Sunday, March 7th, 1965: Over 500 Americans crossed the Edmund Pettus Bridge in Selma, Alabama and were met by law enforcement wielding knight sticks, tear gas, dogs and angry eyes. John Lewis, the leader of the Student Nonviolent Coordinating Committee, led the march towards the officers and was armed with an apple, a toothbrush and a book on government. The troopers shot the tear gas. They clubbed the peaceful protestors. The crowd never fought back. Over fifty people were injured and the day’s events were coined “Bloody Sunday.”
Fifty years later, the first Black President of the United States of America stood at the foot of the Edmund Pettus Bridge. He approached Lewis, one of his heroes, and gave him a hug. As Lewis stepped away to take his seat, Obama kept applauding and as he finished his applause, he looked into the crowd of thousands gathered in Selma. He took a deep breath, nodded his head and opened his speech saying, “You know I love you back.”
How far has the United States come following “Bloody Sunday” 50 years ago? Pretty far, as illustrated by Obama’s 32-minute soulful speech. So how far has Boston College come since Selma? Are we working toward a more perfect BC?
Obama mentioned in his speech that there were moments when the destiny of the United States has been decided, including wars, buildings and landmarks.
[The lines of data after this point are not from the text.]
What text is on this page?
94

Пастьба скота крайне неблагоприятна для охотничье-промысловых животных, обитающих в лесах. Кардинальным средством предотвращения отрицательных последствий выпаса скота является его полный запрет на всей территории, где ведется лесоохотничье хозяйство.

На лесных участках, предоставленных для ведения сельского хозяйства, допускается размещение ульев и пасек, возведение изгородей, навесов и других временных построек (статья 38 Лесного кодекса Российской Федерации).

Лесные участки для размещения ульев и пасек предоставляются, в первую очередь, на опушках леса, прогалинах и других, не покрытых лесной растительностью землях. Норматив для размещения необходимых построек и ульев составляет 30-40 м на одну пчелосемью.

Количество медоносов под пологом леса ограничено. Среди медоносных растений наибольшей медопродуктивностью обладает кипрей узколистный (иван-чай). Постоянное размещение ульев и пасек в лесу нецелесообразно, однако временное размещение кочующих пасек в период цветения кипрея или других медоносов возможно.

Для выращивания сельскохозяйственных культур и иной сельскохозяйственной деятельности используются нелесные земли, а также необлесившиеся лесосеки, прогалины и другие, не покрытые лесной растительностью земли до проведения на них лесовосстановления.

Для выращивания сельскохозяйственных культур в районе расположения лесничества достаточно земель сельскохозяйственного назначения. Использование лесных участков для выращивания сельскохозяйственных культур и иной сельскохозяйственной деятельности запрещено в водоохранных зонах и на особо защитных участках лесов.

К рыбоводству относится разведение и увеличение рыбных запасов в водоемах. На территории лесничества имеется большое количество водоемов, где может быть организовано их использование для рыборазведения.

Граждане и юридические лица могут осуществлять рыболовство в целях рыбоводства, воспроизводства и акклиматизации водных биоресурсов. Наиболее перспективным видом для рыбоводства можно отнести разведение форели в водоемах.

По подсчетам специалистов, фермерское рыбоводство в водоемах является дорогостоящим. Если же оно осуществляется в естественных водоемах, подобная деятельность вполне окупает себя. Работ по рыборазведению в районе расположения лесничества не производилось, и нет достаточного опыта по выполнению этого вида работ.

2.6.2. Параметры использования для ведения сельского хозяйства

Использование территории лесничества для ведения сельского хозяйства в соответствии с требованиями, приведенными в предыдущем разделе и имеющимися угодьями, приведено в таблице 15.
Selma served as one of those moments when it prompted a nation to respond. Twelve BC students and one professor were the first from BC to respond to the call to action for the civil rights of people of color. They were compromised of activists, Heights editors and volunteers who told themselves what occurred in Selma shouldn’t be the way people are treated. So they went to Selma. They marched and got arrested. But their efforts and the collective efforts brought about the Voting Rights Act. Since then, BC has seen enormous growth.
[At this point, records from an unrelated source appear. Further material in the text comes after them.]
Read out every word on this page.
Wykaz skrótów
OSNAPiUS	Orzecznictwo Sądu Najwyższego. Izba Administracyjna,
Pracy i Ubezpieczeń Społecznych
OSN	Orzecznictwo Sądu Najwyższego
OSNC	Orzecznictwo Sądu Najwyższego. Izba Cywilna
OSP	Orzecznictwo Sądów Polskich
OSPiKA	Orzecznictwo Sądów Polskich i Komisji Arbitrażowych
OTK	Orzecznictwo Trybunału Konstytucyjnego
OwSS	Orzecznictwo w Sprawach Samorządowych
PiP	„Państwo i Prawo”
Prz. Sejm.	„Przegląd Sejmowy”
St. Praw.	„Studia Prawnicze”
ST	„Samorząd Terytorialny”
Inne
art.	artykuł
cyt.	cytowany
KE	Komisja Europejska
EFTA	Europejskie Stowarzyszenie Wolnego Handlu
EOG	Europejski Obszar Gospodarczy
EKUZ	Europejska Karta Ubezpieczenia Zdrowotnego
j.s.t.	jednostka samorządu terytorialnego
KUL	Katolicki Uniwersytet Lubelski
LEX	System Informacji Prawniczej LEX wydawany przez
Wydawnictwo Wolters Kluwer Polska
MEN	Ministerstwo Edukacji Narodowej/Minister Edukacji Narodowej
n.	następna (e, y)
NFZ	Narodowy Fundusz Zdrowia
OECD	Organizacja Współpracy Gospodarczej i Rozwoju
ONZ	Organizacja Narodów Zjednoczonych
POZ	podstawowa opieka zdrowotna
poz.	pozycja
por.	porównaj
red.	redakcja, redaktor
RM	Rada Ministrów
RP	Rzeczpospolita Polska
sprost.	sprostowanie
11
In 1968, then-president Fr. Michael P. Walsh, armed with $100,000 over four years, initiated the Negro Talent Search (NTS) to serve Black students. While the name was subsequently changed to Black Talent Program until 1975, it was BC’s first step in admitting more Black students to a campus that had only 10 Black undergraduates at the time of Selma. Not only did this initiative help admit Black students, but it gave Black students the opportunity to lead by facilitating the program. The following year, 45 Black undergraduates attended BC. By 1975, over 300 Black undergraduates attended BC.
In his speech, Obama said that, as a constant work in progress, the United States of America requires occasional disruption. In 1975, BC ended the Black Talent Program in an effort to create minority education and created the Minority Student Programs. But students didn’t believe in the term “minority.” They believed they were equal to their white counterparts, but also believed that those students of color on campus were united as individuals of color. They weren’t a minority because of the color of the skin; these students wanted to be judged on the content of their character. And so they fought. The students disrupted the flow of progress for better progress and in 1979, they triumphed. Led by Alfred Feliciano and Valerie Lewis-Mosley, the Board of Trustees approved changing Minority Student Programs to the Office of AHANA (African, Hispanic, Asian and Native American) Student Programs.
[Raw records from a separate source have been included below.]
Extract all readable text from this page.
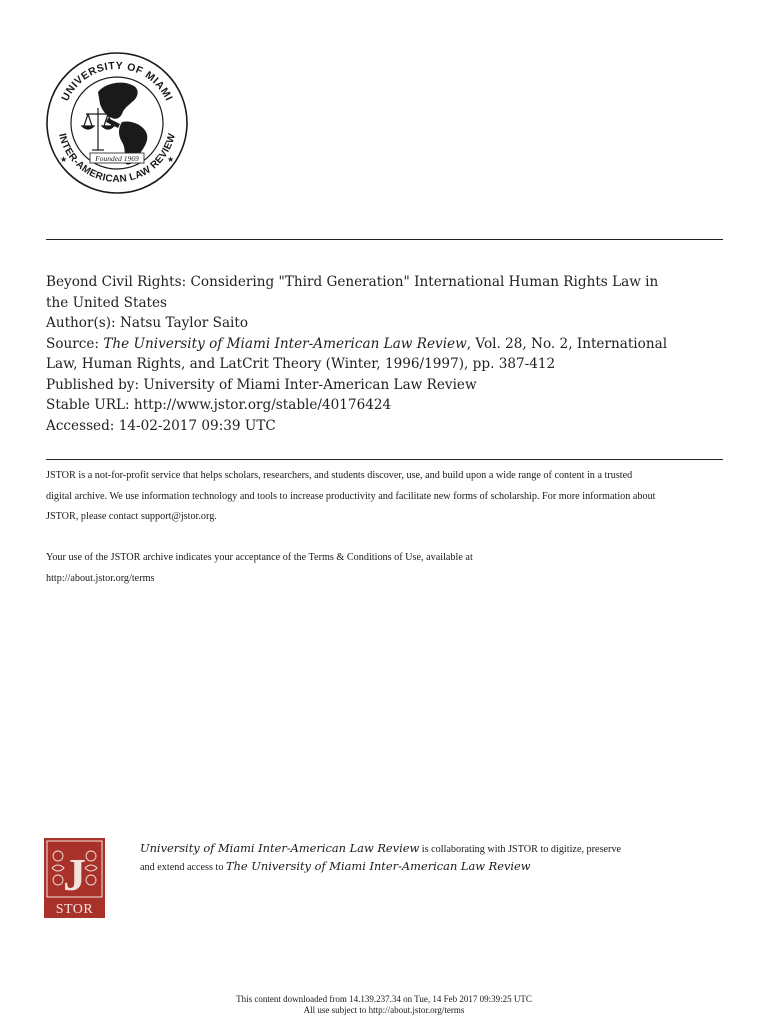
UNIVERSITY OF MIAMI
INTER-AMERICAN LAW REVIEW
Founded 1969
★	★

Beyond Civil Rights: Considering "Third Generation" International Human Rights Law in

the United States

Author(s): Natsu Taylor Saito

Source: The University of Miami Inter-American Law Review, Vol. 28, No. 2, International

Law, Human Rights, and LatCrit Theory (Winter, 1996/1997), pp. 387-412

Published by: University of Miami Inter-American Law Review

Stable URL: http://www.jstor.org/stable/40176424

Accessed: 14-02-2017 09:39 UTC

JSTOR is a not-for-profit service that helps scholars, researchers, and students discover, use, and build upon a wide range of content in a trusted

digital archive. We use information technology and tools to increase productivity and facilitate new forms of scholarship. For more information about

JSTOR, please contact support@jstor.org.

Your use of the JSTOR archive indicates your acceptance of the Terms & Conditions of Use, available at

http://about.jstor.org/terms

J
STOR

University of Miami Inter-American Law Review is collaborating with JSTOR to digitize, preserve

and extend access to The University of Miami Inter-American Law Review

This content downloaded from 14.139.237.34 on Tue, 14 Feb 2017 09:39:25 UTC

All use subject to http://about.jstor.org/terms
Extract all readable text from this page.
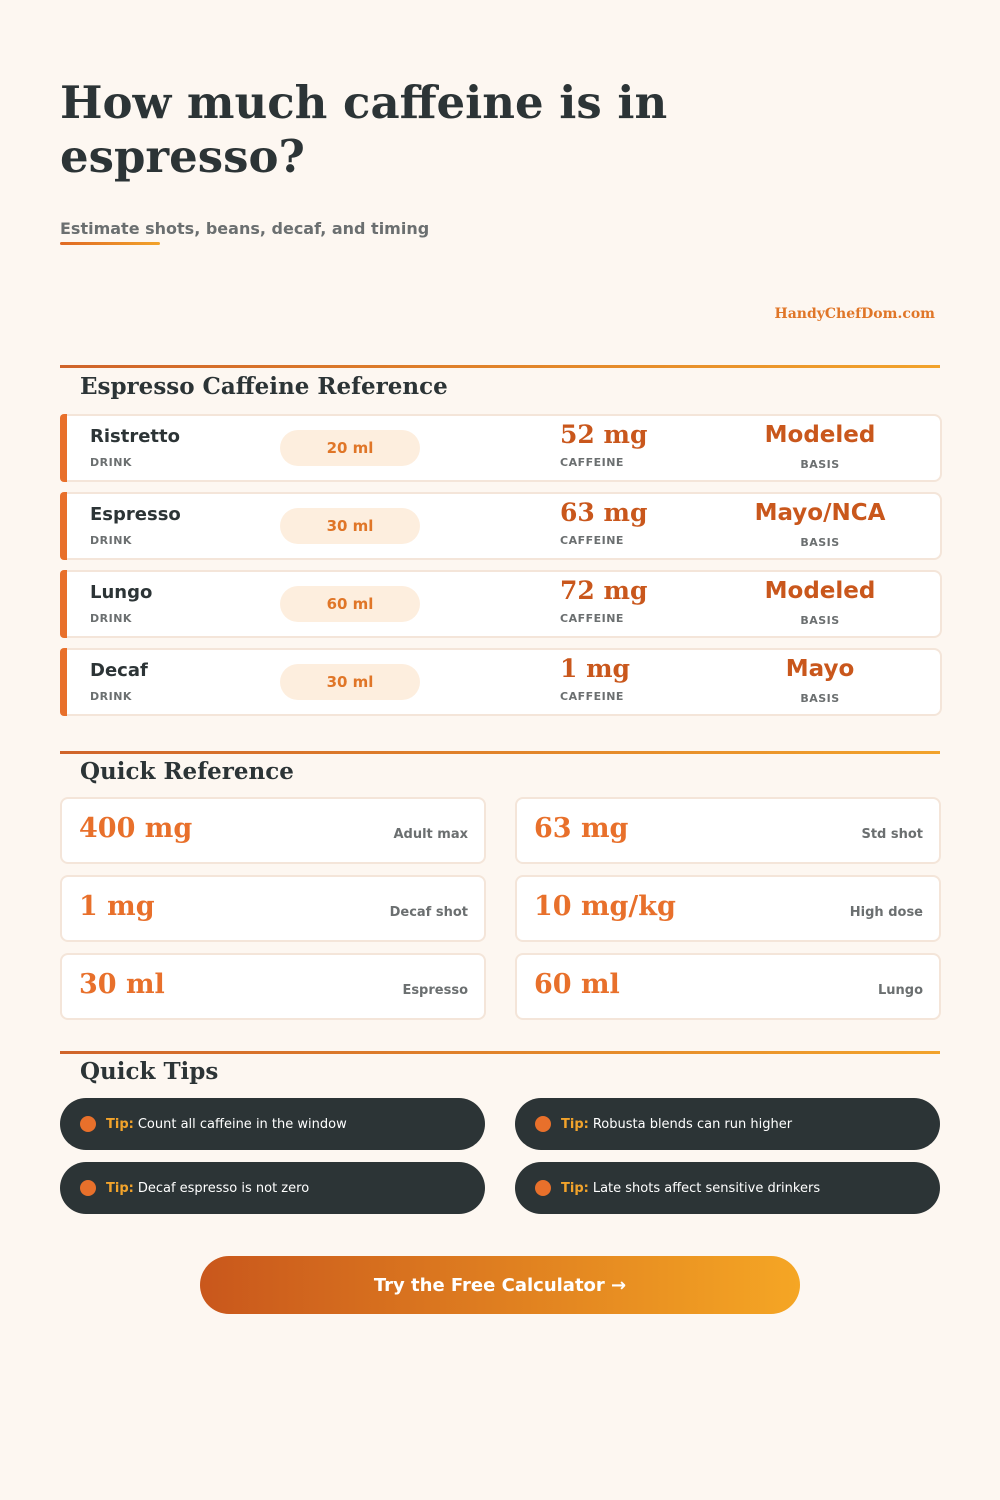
How much caffeine is in espresso?

Estimate shots, beans, decaf, and timing

HandyChefDom.com
Espresso Caffeine Reference
Ristretto
DRINK
20 ml	52 mg
CAFFEINE
Modeled
BASIS
Espresso
DRINK
30 ml	63 mg
CAFFEINE
Mayo/NCA
BASIS
Lungo
DRINK
60 ml	72 mg
CAFFEINE
Modeled
BASIS
Decaf
DRINK
30 ml	1 mg
CAFFEINE
Mayo
BASIS
Quick Reference
400 mg	Adult max 63 mg	Std shot
1 mg	Decaf shot 10 mg/kg	High dose
30 ml	Espresso 60 ml	Lungo
Quick Tips
Tip: Count all caffeine in the window	Tip: Robusta blends can run higher
Tip: Decaf espresso is not zero	Tip: Late shots affect sensitive drinkers
Try the Free Calculator →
Following Selma in 1965, the first culture club of BC, The Black Student Forum, was created in 1970. From their efforts, there are now over 35 intercultural organizations celebrating and sharing their culture with the BC community. There is a division of diversity and inclusion in the Undergraduate Government of Boston College (UGBC) that houses the AHANA Leadership Council and GLBTQ Leadership Council. Women began gaining admission to BC five years after Selma. Fifty years ago, none of this existed. Because of the efforts of students and administration, BC is what it is today.
But there is still more work to be done. Obama said, “Our march is not yet finished, but we’re getting closer.” BC has increased admission of students of color, allowed for student organizations and administrative offices like the Thea Bowman AHANA and Intercultural Center (formerly OASP) and the Women’s Center to exist. It is getting closer to a more perfect BC. But in order to do so, the university needs to admonish this “perfect” image it admires. BC isn’t perfect. No school is perfect. The U.S. isn’t perfect. But facing this reality allows for progress.
Intercultural organizations feel powerless, and students of color on campus feel voiceless because administrators don’t allow their voices to be heard. Why does African American history not count towards the History core requirement? Is the cultural diversity core even affective? Women develop a lower self-esteem at BC in their four years. GLTBQ students want love from the BC community. When something like Ferguson happens, students want their university to respond with acknowledgement of the event and assure students that their safety and their lives matter to BC. If disruption occurs at BC, why be like the officers at Selma and governmental officials who tried to silence these men and women marching peacefully and criticize the community for addressing a problem?
Progress has been made. Change has occurred. 2015 is different from 1965. The issues highlighted above are not just administration. They are not just the student body. It is a “we” effort. In order for us to move towards a better BC, as we have done the past 50 years, we must recognize BC’s imperfection and strive to improve. It is “we,” not “you” or “me” that will get BC there. We are BC at football games. Can we be BC all the time?